An embedded and charset-unspecified text was scrubbed... Name: not available URL: <https://stat.ethz.ch/pipermail/bioc-devel/attachments/20110823/89c9bfdc/attachment.pl>
[Bioc-devel] question on annotations and data.frames
4 messages · Heidi Dvinge, James W. MacDonald, Andreas Heider
Hi Andreas,
Dear mailing list, let's suggest I have a data.frame full of annotation data. In the first column I have Identifiers present in the data. In all other columns I have another annotaion for this identifier column. However, on some rows there is no 1:1 mapping but let's say a 1:3 mapping or something like this: ID Symbol 1 Bla 2 Foo 3 XYZ // xyz /// xyz01 4 abc I want to "stretch" the line which has multiple annotation tags. I know I can split it with "strsplit", this get's me here: ID Symbol 1 Bla 2 Foo 3 "XYZ" "xyz" "xyz01" 4 abc But how can I get to this: ID Symbol 1 Bla 2 Foo 3 XYZ 3 xyz 3 xyz01 4 abc
This isn't particularly elegant, but might get you what you want:
test <- data.frame(A=c("x", "y", "z"), B=c("X", "Y1 // Y2 // Y3", "Z"),
stringsAsFactors=FALSE)
test.split <- strsplit(test$B, " // ", fixed=TRUE)
test2 <- test[rep(1:nrow(test), times=sapply(test.split, length)),]
test2$B <- unlist(test.split)
HTH
\Heidi
Your help will be really appreciated! Thanks in advance, Andreas [[alternative HTML version deleted]]

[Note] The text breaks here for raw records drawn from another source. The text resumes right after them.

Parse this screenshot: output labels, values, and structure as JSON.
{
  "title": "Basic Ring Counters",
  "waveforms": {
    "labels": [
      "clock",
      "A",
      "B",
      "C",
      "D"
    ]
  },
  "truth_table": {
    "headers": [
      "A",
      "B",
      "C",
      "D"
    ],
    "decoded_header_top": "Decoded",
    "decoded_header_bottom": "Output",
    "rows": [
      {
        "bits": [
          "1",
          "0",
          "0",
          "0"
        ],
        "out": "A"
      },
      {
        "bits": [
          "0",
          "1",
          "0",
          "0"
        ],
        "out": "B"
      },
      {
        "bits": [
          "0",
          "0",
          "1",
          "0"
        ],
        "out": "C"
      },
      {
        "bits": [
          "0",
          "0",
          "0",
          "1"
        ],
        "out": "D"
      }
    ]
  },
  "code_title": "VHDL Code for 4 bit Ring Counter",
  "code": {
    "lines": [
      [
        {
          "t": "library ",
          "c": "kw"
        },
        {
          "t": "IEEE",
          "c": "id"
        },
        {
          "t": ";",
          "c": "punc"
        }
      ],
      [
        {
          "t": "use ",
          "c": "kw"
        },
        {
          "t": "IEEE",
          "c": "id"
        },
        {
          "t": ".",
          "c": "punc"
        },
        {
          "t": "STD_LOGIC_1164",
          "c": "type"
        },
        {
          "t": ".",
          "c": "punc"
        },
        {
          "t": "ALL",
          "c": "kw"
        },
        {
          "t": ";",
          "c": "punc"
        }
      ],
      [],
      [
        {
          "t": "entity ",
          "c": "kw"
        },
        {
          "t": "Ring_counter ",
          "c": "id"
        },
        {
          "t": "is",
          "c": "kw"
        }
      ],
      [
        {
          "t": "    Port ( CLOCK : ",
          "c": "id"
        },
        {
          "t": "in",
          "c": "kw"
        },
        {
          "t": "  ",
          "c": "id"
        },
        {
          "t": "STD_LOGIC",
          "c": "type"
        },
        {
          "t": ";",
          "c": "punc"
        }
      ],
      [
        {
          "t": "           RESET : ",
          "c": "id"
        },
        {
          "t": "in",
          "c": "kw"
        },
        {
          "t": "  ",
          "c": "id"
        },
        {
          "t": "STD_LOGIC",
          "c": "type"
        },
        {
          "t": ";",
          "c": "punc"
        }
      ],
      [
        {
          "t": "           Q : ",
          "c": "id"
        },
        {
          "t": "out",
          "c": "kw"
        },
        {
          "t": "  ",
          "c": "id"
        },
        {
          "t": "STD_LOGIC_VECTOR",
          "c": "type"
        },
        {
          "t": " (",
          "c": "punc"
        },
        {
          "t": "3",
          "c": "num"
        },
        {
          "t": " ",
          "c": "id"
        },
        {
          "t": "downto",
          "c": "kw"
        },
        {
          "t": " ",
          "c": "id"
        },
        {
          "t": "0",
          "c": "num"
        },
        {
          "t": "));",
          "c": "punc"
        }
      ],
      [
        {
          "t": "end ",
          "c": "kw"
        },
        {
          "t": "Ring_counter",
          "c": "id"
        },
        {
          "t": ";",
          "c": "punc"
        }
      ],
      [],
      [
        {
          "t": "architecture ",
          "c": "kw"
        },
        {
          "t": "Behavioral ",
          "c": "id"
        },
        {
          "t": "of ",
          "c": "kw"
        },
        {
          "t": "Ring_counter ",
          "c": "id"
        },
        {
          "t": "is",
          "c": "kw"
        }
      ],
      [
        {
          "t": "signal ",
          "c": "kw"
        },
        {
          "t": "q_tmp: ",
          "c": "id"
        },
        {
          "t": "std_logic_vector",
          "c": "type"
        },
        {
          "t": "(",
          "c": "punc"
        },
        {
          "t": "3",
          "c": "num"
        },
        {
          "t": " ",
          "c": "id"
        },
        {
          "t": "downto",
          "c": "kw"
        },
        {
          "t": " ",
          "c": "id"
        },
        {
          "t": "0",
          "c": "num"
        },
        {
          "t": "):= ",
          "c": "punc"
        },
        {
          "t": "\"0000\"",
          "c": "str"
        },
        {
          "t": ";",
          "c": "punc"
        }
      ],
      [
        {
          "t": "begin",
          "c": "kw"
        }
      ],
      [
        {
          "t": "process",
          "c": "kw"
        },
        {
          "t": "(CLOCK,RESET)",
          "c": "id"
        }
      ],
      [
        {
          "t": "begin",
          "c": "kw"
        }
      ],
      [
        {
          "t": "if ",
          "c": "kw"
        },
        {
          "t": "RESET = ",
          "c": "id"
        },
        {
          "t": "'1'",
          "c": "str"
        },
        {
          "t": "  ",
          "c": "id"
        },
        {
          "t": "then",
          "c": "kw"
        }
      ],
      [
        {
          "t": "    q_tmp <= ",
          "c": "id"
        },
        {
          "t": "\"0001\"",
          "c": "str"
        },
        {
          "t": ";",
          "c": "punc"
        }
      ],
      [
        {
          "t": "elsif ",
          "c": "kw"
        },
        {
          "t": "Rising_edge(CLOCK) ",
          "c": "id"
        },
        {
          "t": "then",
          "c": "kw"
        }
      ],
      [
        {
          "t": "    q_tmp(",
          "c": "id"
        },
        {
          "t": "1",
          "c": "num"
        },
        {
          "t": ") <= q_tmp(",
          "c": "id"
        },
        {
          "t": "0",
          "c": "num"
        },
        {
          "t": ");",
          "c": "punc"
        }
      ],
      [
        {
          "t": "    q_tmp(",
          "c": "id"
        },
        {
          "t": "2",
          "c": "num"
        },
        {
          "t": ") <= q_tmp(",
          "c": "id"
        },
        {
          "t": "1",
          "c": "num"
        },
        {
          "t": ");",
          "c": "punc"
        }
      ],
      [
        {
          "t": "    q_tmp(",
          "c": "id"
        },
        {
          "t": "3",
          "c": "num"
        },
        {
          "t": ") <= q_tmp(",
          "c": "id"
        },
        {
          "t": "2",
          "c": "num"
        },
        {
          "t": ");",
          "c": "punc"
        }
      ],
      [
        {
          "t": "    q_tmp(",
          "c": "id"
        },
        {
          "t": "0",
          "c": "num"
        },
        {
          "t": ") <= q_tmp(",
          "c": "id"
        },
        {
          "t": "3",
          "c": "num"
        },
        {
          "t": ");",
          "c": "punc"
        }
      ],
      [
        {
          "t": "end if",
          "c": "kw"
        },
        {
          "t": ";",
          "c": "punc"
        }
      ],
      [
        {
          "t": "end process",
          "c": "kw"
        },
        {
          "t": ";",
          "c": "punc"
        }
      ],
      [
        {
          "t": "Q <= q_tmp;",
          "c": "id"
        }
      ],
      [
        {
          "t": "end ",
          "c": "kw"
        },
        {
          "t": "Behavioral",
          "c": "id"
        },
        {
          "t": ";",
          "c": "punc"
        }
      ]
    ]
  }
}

_______________________________________________ Bioc-devel at r-project.org mailing list https://stat.ethz.ch/mailman/listinfo/bioc-devel
Hi Andreas,
On 8/23/2011 8:12 AM, Andreas Heider wrote:
Dear mailing list, let's suggest I have a data.frame full of annotation data. In the first column I have Identifiers present in the data. In all other columns I have another annotaion for this identifier column. However, on some rows there is no 1:1 mapping but let's say a 1:3 mapping or something like this: ID Symbol 1 Bla 2 Foo 3 XYZ // xyz /// xyz01 4 abc I want to "stretch" the line which has multiple annotation tags. I know I can split it with "strsplit", this get's me here: ID Symbol 1 Bla 2 Foo 3 "XYZ" "xyz" "xyz01" 4 abc But how can I get to this: ID Symbol 1 Bla 2 Foo 3 XYZ 3 xyz 3 xyz01 4 abc Your help will be really appreciated!
Here is one way:
> df <- data.frame(ID = 1:4,
Symbol = I(c("Bla","Foo","XYZ // xyz // xyz01", "abc")))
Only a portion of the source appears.